An old inkjet printer was cheerfully accepted, as were a bunch of old computer cables. But a burnt out coffee maker was rejected, as was an old CD/radio/cassette player (which, with its detachable speakers, was quite the almost-portable entertainment center in its day). We had a string of long-dead Christmas lights we'd been meaning to get rid off as well -- but it, too, was rejected.

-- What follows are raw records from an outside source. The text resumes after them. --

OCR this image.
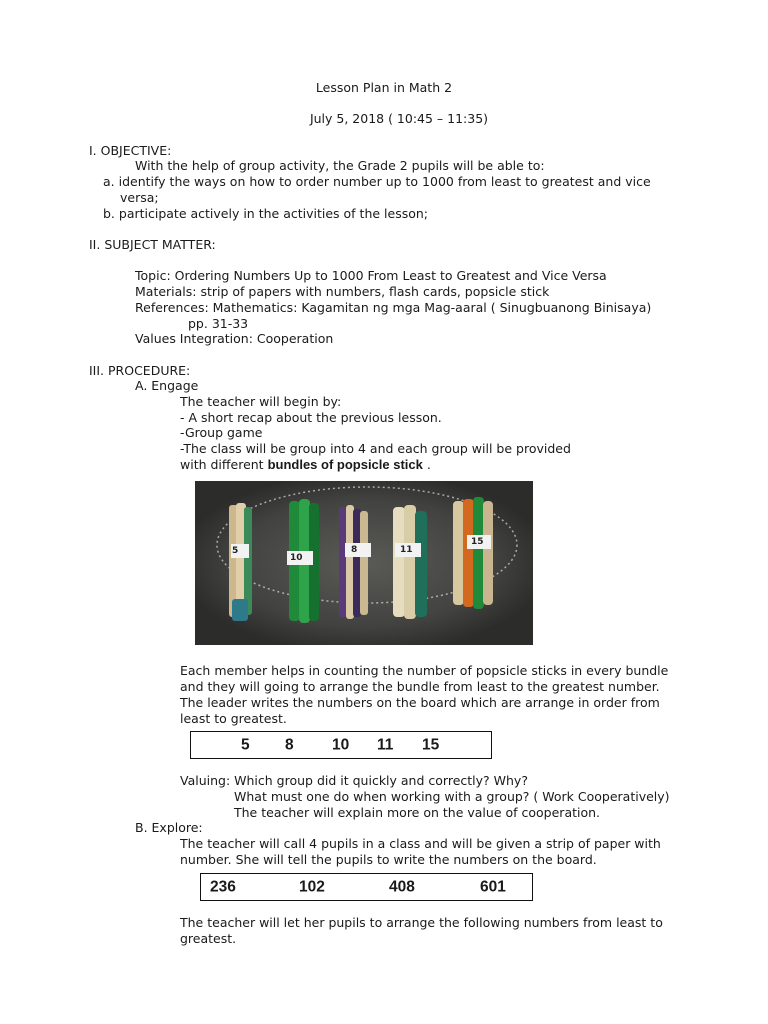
Lesson Plan in Math 2
July 5, 2018 ( 10:45 – 11:35)
I. OBJECTIVE:
With the help of group activity, the Grade 2 pupils will be able to:
a. identify the ways on how to order number up to 1000 from least to greatest and vice
versa;
b. participate actively in the activities of the lesson;
II. SUBJECT MATTER:
Topic: Ordering Numbers Up to 1000 From Least to Greatest and Vice Versa
Materials: strip of papers with numbers, flash cards, popsicle stick
References: Mathematics: Kagamitan ng mga Mag-aaral ( Sinugbuanong Binisaya)
pp. 31-33
Values Integration: Cooperation
III. PROCEDURE:
A. Engage
The teacher will begin by:
- A short recap about the previous lesson.
-Group game
-The class will be group into 4 and each group will be provided
with different bundles of popsicle stick .
5
10
8	11
15
Each member helps in counting the number of popsicle sticks in every bundle
and they will going to arrange the bundle from least to the greatest number.
The leader writes the numbers on the board which are arrange in order from
least to greatest.
5 8 10 11 15
Valuing: Which group did it quickly and correctly? Why?
What must one do when working with a group? ( Work Cooperatively)
The teacher will explain more on the value of cooperation.
B. Explore:
The teacher will call 4 pupils in a class and will be given a strip of paper with
number. She will tell the pupils to write the numbers on the board.
236	102	408	601
The teacher will let her pupils to arrange the following numbers from least to
greatest.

Sure enough, when I went back to check, "stereo equipment" was on the list of items that the City would not accept. But the facility will take old DVD and MP3 players. (The link in this paragraph will take you to the complete list of what the City will and will not accept at the North Branch Street facility.)

I don't understand why the City makes these distinctions.

Aren't cassette players and DVD players both made from similar components? Isn't it the innards that have value? I keep hearing about the 'cost' of bringing blue cart recycling to Chicago, but I never hear about the revenues that should be realized from recycling. After all, every grade school in the area raises funds by hosting newspaper collection bins. Presumably the companies paying the schools for old newspapers would not be doing that unless they were selling the newspapers at a profit somewhere else. Aren't there similar marked for old plastics and so forth?

I'm looking into these questions and I propose to report back here on what I find out.

In the meantime, though, I found a way to recycle the old boom box: I put it out next to the garbage cart the night before our regular pickup. In the night, someone came by and took it. Recycling -- old school.